Гости продолжали изумляться, шептаться и переглядываться, но стало совершенно ясно, что всё это было рассчитано и устроено заранее, и что Настасью Филипповну, — хоть она и конечно с ума сошла, — теперь не собьешь. Всех мучило ужасно любопытство. При том же и пугаться-то очень было некому. Дам было только две: Дарья Алексеевна, барыня бойкая и видавшая всякие виды, и которую трудно было сконфузить, и прекрасная, но молчаливая незнакомка. Но молчаливая незнакомка вряд ли что и понять могла: это была приезжая немка и русского языка ничего не знала; кроме того, кажется, была столько же глупа, сколько и прекрасна. Она была внове и уже принято было приглашать ее на известные вечера в пышнейшем костюме, причесанную как на выставку, и сажать как прелестную картинку для того, чтобы “скрасить вечер, — точно так, как иные добывают для своих вечеров у знакомых, на один раз, картину, вазу, статую или экран. Что же касается мужчин, то Птицын, например, был приятель с Рогожиным, Фердыщенко был как рыба в воде; Ганечка всё еще в себя придти не мог, но хоть смутно, а неудержимо сам ощущал горячечную потребность достоять до конца у своего позорного столба; старичек-учитель, мало понимавший в чем дело, чуть не плакал и буквально дрожал от страха, заметив какую-то необыкновенную тревогу кругом и в Настасье Филипповне, которую обожал, как свою внучку; но он скорее бы умер, чем ее в такую минуту покинул. Что же касается Афанасия Ивановича, то, конечно, он себя компрометировать в таких приключениях не мог; но он слишком был заинтересован в деле, хотя бы и принимавшем такой сумасшедший оборот; да и Настасья Филипповна выронила на его счет два-три словечка таких, что уехать никак нельзя было, не разъяснив окончательно дела. Он решился досидеть до конца и уже совершенно замолчать и оставаться лишь наблюдателем, что, конечно, и требовалось его достоинством. Один лишь генерал Епанчин, только сейчас пред этим разобиженный таким бесцеремонным и смешным возвратом ему подарка, конечно, еще более мог теперь обидеться всеми этими необыкновенными эксцентричностями или, например, появлением Рогожина; да и человек, как он, и без того уже слишком снизошел, решившись сесть рядом с Птицыным и Фердыщенком; но что могла сделать сила страсти, то могло быть, наконец, побеждено чувством обязанности, ощущением долга, чина и значения и вообще уважением к себе, так что Рогожин с компанией, во всяком случае, в присутствии его превосходительства был невозможен.

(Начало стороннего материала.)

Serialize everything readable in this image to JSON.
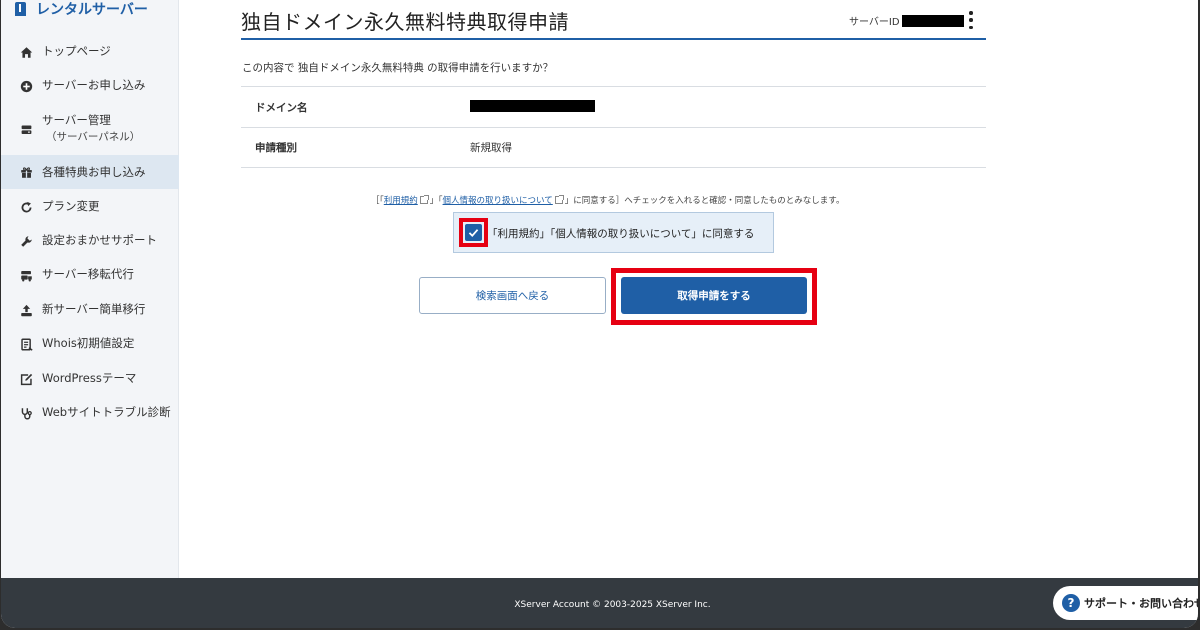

— Ах, генерал, — перебила его тотчас же Настасья Филипповна, только что он обратился к ней с заявлением, — я и забыла! Но будьте уверены, что о вас я предвидела. Если уж вам так обидно, то я и не настаиваю и вас не удерживаю, хотя бы мне очень желалось именно вас при себе теперь видеть. Во всяком случае, очень благодарю вас за ваше знакомство и лестное внимание, но если вы боитесь…

— Позвольте, Настасья Филипповна, — вскричал генерал, 'в припадке рыцарского великодушия, — кому выговорите? Да я из преданности одной останусь теперь подле вас, и если, например, есть какая опасность… К тому же я, признаюсь, любопытствую чрезмерно. Я только на счет того хотел, что они испортят ковры и, пожалуй, разобьют что-нибудь… Да и не надо бы их совсем, по-моему, Настасья Филипповна!

— Сам Рогожин! — провозгласил Фердыщенко.

— Как вы думаете, Афанасий Иванович, — наскоро успел шепнуть ему генерал: — не сошла ли она с ума? То-есть, без аллегории, а настоящим медицинским манером, — а?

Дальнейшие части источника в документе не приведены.